- Genre: Crime drama; thriller;
- Written by: Özgür Önürme
- Directed by: Özer Feyzioğlu; Özgür Önürme;
- Starring: Burcu Biricik; Uğur Yücel; Mehmet Yılmaz Ak; Hazal Türesan;
- Composer: Tufan Aydın
- Country of origin: Turkey
- Original language: Turkish
- No. of seasons: 1
- No. of episodes: 6

Production
- Executive producer: Barış Abacıgil
- Producer: Barış Abacıgil
- Running time: 39–47 minutes

Original release
- Network: Netflix
- Release: 27 April 2021

Related
- Unseen (South African adaptation)

= Fatma (TV series) =

Turkish television series

Fatma is a 2021 Turkish crime drama television series directed by Özer Feyzioğlu and Özgür Önürme and starring Burcu Biricik, Uğur Yücel, Mehmet Yılmaz Ak, and Hazal Türesan. The show was released on Netflix on 27 April 2021, consisting of one season for a total of 6 episodes. It was set and filmed in Istanbul, Turkey, and tells the story of a cleaning lady who gets involved in a dangerous path involving criminals and outlaws to find her husband.

==Plot==
Working as a cleaner, Fatma's life takes a completely different turn with the sudden disappearance of her husband Zafer, who was released from prison recently. In her attempt to find her husband, Fatma finds herself unexpectedly committing a murder.
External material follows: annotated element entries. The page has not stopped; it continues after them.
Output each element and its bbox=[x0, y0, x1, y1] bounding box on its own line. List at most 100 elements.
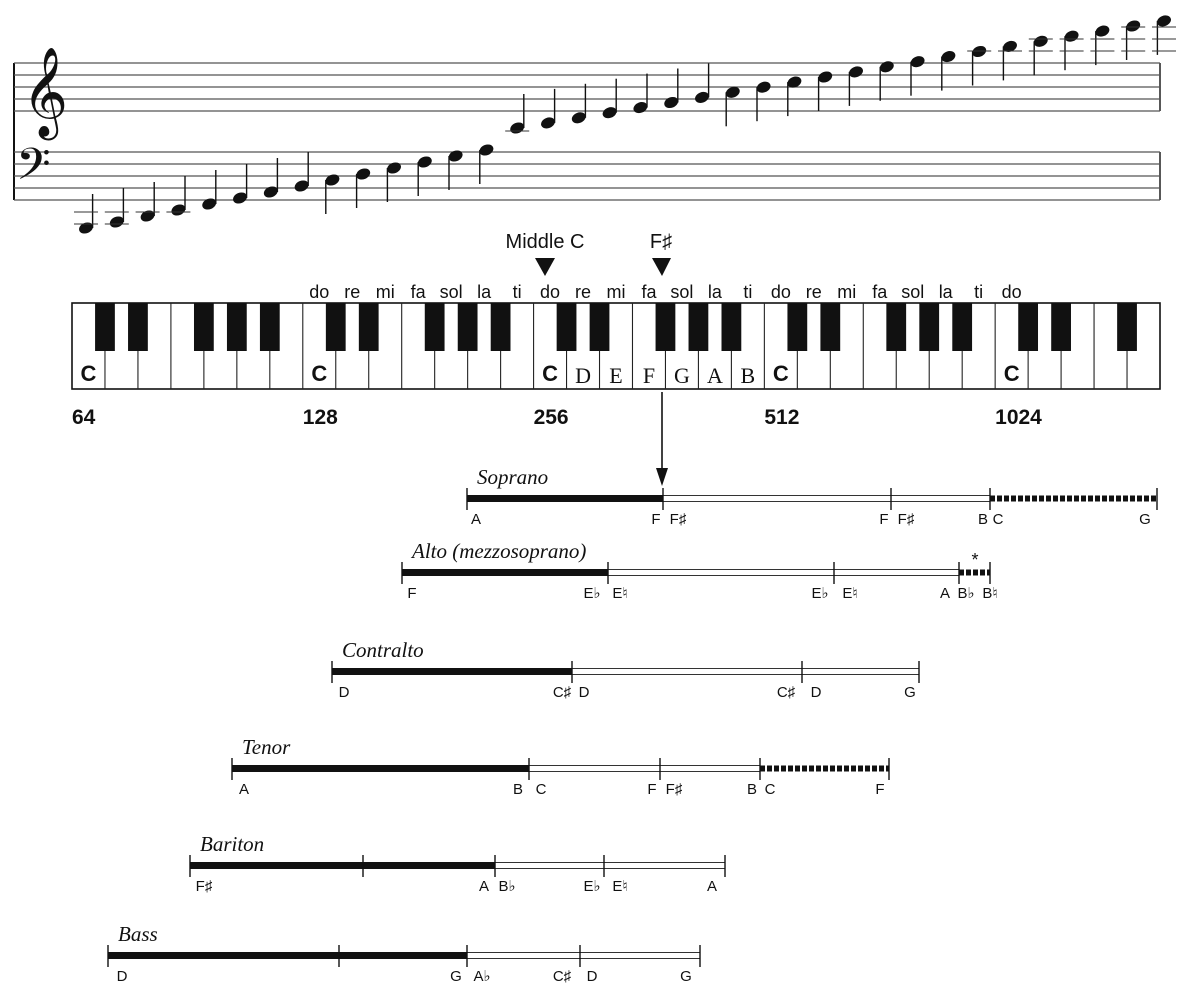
voice-name: Bass bbox=[118, 922, 158, 946]
range-note-label: C bbox=[765, 781, 776, 798]
note-head bbox=[879, 61, 894, 101]
frequency-row: 64 128 256 512 1024 bbox=[72, 406, 1042, 429]
note-head bbox=[1090, 25, 1115, 66]
black-key bbox=[1018, 303, 1039, 351]
note-head bbox=[848, 66, 863, 106]
range-note-label: A♭ bbox=[473, 968, 490, 985]
key-label-c: C bbox=[542, 361, 558, 386]
range-note-label: C bbox=[993, 511, 1004, 528]
range-note-label: F bbox=[875, 781, 884, 798]
solfege-row: do re mi fa sol la ti do re mi fa sol la ti do re mi fa so… bbox=[309, 282, 1021, 302]
range-note-label: F bbox=[879, 511, 888, 528]
range-bar-thick bbox=[232, 765, 529, 772]
note-head bbox=[1121, 20, 1146, 60]
range-note-label: D bbox=[339, 684, 350, 701]
solfege-syllable: fa bbox=[641, 282, 657, 302]
voice-name: Contralto bbox=[342, 638, 424, 662]
black-key bbox=[325, 303, 346, 351]
solfege-syllable: ti bbox=[743, 282, 752, 302]
black-key bbox=[787, 303, 808, 351]
note-head bbox=[695, 63, 710, 103]
solfege-syllable: mi bbox=[837, 282, 856, 302]
voice-name: Soprano bbox=[477, 465, 548, 489]
range-asterisk: * bbox=[971, 550, 978, 570]
note-head bbox=[233, 164, 248, 204]
solfege-syllable: do bbox=[771, 282, 791, 302]
range-bar-thick bbox=[108, 952, 467, 959]
range-note-label: F bbox=[651, 511, 660, 528]
note-head bbox=[505, 94, 530, 134]
range-note-label: F bbox=[647, 781, 656, 798]
black-key bbox=[721, 303, 742, 351]
range-note-label: F♯ bbox=[898, 511, 915, 528]
solfege-syllable: do bbox=[1002, 282, 1022, 302]
black-key bbox=[556, 303, 577, 351]
middle-c-label: Middle C bbox=[506, 231, 585, 253]
solfege-syllable: la bbox=[708, 282, 723, 302]
key-label-note: B bbox=[741, 363, 756, 388]
treble-clef-icon: 𝄞 bbox=[22, 48, 68, 141]
black-key bbox=[1051, 303, 1071, 351]
range-bar-thick bbox=[332, 668, 572, 675]
black-key bbox=[193, 303, 214, 351]
range-note-label: A bbox=[479, 878, 489, 895]
range-note-label: G bbox=[1139, 511, 1151, 528]
note-head bbox=[166, 176, 191, 216]
black-key bbox=[424, 303, 445, 351]
range-note-label: G bbox=[904, 684, 916, 701]
solfege-syllable: ti bbox=[974, 282, 983, 302]
note-head bbox=[1059, 30, 1084, 71]
solfege-syllable: re bbox=[575, 282, 591, 302]
solfege-syllable: sol bbox=[670, 282, 693, 302]
voice-range-0: Soprano A F F♯ F F♯ B C G bbox=[466, 465, 1158, 528]
black-key bbox=[128, 303, 148, 351]
black-key bbox=[688, 303, 709, 351]
range-note-label: E♮ bbox=[612, 585, 627, 602]
key-label-note: D bbox=[575, 363, 591, 388]
piano-keyboard: C C C C CD E F G A B bbox=[71, 302, 1161, 390]
black-key bbox=[226, 303, 247, 351]
solfege-syllable: la bbox=[939, 282, 954, 302]
note-head bbox=[1152, 15, 1176, 55]
black-key bbox=[259, 303, 280, 351]
solfege-syllable: mi bbox=[607, 282, 626, 302]
note-head bbox=[998, 40, 1022, 81]
key-label-c: C bbox=[311, 361, 327, 386]
note-head bbox=[104, 188, 129, 228]
range-note-label: F♯ bbox=[670, 511, 687, 528]
note-head bbox=[787, 76, 802, 117]
note-head bbox=[910, 56, 925, 96]
note-head bbox=[633, 73, 648, 114]
range-note-label: A bbox=[239, 781, 249, 798]
middle-c-arrow-icon bbox=[535, 258, 555, 276]
black-key bbox=[490, 303, 511, 351]
note-head bbox=[448, 150, 463, 190]
note-head bbox=[541, 88, 556, 129]
solfege-syllable: mi bbox=[376, 282, 395, 302]
note-head bbox=[355, 168, 371, 208]
voice-range-5: Bass D G A♭ C♯ D G bbox=[107, 922, 701, 985]
range-note-label: D bbox=[579, 684, 590, 701]
voice-name: Tenor bbox=[242, 735, 291, 759]
range-note-label: B♭ bbox=[498, 878, 515, 895]
range-bar-thick bbox=[402, 569, 608, 576]
key-label-c: C bbox=[773, 361, 789, 386]
black-key bbox=[457, 303, 478, 351]
range-note-label: C bbox=[536, 781, 547, 798]
solfege-syllable: fa bbox=[872, 282, 888, 302]
solfege-syllable: ti bbox=[513, 282, 522, 302]
range-note-label: A bbox=[471, 511, 481, 528]
f-sharp-down-arrow-icon bbox=[656, 392, 668, 486]
range-note-label: B♮ bbox=[982, 585, 997, 602]
key-label-note: A bbox=[707, 363, 723, 388]
f-sharp-arrow-icon bbox=[652, 258, 671, 276]
voice-name: Alto (mezzosoprano) bbox=[410, 539, 586, 563]
range-bar-thick bbox=[190, 862, 495, 869]
note-head bbox=[817, 71, 833, 111]
voice-range-4: Bariton F♯ A B♭ E♭ E♮ A bbox=[189, 832, 726, 895]
note-head bbox=[135, 182, 160, 222]
range-note-label: F♯ bbox=[666, 781, 683, 798]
Her husband's connections to criminals and outlaws poses a great danger to Fatma's life. In order to survive, Fatma has no choice but to continue to eliminate her enemies. As she continues to kill in disguise using her appearance as a cleaning lady, Fatma turns this situation into a ritual of taking revenge for what she has experienced in her life.

==Cast==
=== Main ===
- Burcu Biricik - Fatma Yılmaz
- Uğur Yücel - Yazar
- Mehmet Yılmaz Ak - Bayram
- Hazal Türesan - Emine/Mine
- Olgun Toker - Sidar
- Gülçin Kültür Şahin - Kadriye
- Deniz Hamzaoğlu - İsmail
- Çağdaş Onur Öztürk - Yusuf

==Episodes==

| No. | Title | Original release date |
|---|---|---|
| 1 | "Gravity" | 27 April 2021 |
| 2 | "Dust" | 27 April 2021 |
| 3 | "Look at Me" | 27 April 2021 |
| 4 | "Mothers and Sons" | 27 April 2021 |
| 5 | "Window Side" | 27 April 2021 |
| 6 | "Fall" | 27 April 2021 |

==Reception==
Shortly after its release the series was praised by critics for its plot.